A Raspberry for Schools

Today sees the launch of a tiny new computer, called with maybe tongue in cheek, the Raspberry Pi, tiny and without screen or keyboard, it has one characteristic lacking in almost every desktop: it can be programmed! Yes, it can be used for developing code a skill derided for many years by the British educational establishment wedded to the the notion that Information Technology meant learning to use such as Microsoft Word or Excel and of course the Internet, blithely ignoring the fact that functional proficiency in most commercial packages could be achieved in  few hours by those with average intelligence. Ironically the one group with no need to be taught the use of the Internet was that likely to be in schools! Erica, my late first wife campaigned long and hard back in the eighties to keep programming in schools.

That was the era of the BBC Micro and the ZX Spectrum, also tiny by modern standards and both entirely programmable by the user. Since then computers have become progressively more sophisticated and in doing so the coding has been increasingly hidden from the user, so much so that it is now largely invisible. How many Excel users of today are aware that the package could be programmed by the use of what used to be call “macros”? At that time there was a generation of youngsters who bought these primitive devices, played the games provided with them, then found that the could alter them, only a short step from the realisation that they could develop their very own games, which of course is exactly what they did!

Was the educational world delighted by this development, excited that children had found their own way of learning quite advanced mathematics, without of course knowing they did so?

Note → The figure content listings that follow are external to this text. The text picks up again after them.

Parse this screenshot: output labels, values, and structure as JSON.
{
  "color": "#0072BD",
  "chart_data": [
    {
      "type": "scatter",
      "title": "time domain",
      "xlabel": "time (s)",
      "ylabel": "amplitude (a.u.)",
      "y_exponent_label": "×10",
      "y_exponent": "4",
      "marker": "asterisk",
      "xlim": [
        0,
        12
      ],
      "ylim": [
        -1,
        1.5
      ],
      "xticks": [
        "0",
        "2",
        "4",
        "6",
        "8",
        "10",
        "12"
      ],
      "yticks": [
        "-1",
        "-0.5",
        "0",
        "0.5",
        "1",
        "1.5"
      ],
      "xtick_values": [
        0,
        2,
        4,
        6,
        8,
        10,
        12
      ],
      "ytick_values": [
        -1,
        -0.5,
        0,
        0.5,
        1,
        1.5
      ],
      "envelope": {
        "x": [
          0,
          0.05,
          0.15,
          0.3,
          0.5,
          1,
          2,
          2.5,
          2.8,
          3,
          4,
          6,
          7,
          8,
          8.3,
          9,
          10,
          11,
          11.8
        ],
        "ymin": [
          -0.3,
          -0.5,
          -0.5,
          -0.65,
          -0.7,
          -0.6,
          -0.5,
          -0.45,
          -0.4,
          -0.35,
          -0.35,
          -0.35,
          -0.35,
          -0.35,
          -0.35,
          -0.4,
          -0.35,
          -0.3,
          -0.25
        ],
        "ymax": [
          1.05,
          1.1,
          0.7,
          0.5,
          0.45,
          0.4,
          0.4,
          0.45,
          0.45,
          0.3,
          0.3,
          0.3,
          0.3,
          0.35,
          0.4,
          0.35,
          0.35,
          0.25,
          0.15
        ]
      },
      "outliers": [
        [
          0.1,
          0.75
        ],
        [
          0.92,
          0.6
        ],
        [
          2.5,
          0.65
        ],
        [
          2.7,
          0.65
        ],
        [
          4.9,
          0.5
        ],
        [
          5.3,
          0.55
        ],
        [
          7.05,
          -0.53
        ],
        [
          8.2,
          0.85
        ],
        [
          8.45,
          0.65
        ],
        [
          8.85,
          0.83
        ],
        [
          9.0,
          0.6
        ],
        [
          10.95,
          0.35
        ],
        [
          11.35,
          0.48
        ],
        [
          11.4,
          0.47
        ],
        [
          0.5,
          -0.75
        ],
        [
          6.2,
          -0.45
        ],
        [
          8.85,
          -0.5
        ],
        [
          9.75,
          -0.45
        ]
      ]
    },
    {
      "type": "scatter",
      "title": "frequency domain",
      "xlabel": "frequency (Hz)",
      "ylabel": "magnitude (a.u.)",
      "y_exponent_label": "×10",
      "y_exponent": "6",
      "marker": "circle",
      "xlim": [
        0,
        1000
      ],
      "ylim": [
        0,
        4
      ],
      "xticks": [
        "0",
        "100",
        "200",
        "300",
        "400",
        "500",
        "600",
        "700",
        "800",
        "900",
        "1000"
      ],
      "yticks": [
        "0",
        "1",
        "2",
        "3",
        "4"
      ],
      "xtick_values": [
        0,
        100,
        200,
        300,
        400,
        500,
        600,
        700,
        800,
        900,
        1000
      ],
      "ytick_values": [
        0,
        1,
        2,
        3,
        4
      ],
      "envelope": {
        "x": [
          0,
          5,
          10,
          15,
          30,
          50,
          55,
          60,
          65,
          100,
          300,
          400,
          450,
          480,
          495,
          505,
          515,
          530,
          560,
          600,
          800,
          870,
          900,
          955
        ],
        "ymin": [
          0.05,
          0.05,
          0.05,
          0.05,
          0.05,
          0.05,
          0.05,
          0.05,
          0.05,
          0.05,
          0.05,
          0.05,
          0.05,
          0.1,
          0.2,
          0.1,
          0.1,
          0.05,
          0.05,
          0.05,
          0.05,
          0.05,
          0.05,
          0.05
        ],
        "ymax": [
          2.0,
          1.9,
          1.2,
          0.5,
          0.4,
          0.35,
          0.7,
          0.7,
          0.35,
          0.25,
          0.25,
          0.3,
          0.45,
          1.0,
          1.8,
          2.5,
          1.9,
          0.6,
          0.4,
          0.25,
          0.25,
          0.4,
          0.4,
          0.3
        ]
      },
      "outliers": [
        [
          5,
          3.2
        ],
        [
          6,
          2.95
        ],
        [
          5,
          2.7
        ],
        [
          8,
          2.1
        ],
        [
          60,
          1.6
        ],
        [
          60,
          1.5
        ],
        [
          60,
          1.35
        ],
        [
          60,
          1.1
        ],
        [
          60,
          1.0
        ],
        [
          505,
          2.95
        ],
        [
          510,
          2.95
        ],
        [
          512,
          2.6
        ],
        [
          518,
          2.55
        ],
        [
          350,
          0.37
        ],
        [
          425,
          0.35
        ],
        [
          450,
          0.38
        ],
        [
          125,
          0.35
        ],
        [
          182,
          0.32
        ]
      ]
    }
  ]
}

No they were not! The atmosphere among teachers faced with this child-led revolution, was simple fear! This was something they did not understand and were unfortunately unwilling to put in the effort needed to learn. So we had “computer assisted learning” and that was the only permitted use for computers in the classroom. The dead hand of the school system yet again turned a fascinating subject into drudgery and tedium. Politicians were equally timid; for many of them “advanced mathematics” meant such some arcane piece of arithmetic history such as “long division”!

So the most glorious opportunity offered to educationalists in a century was thrown away and thee generations of schoolchildren were given to think that IT was about typing documents or doing accounts.

But now, maybe too late, an enlightened minister has realised that in the country which invented the computer the principles behind it are no longer taught leading to the danger that we will be left behind in a changing world. Michael Gove wants to bring coding, hitherto an dirty word, into the classroom. The Raspberry is a potential vehicle for that. Significantly maybe, its programming language, Scratch is American!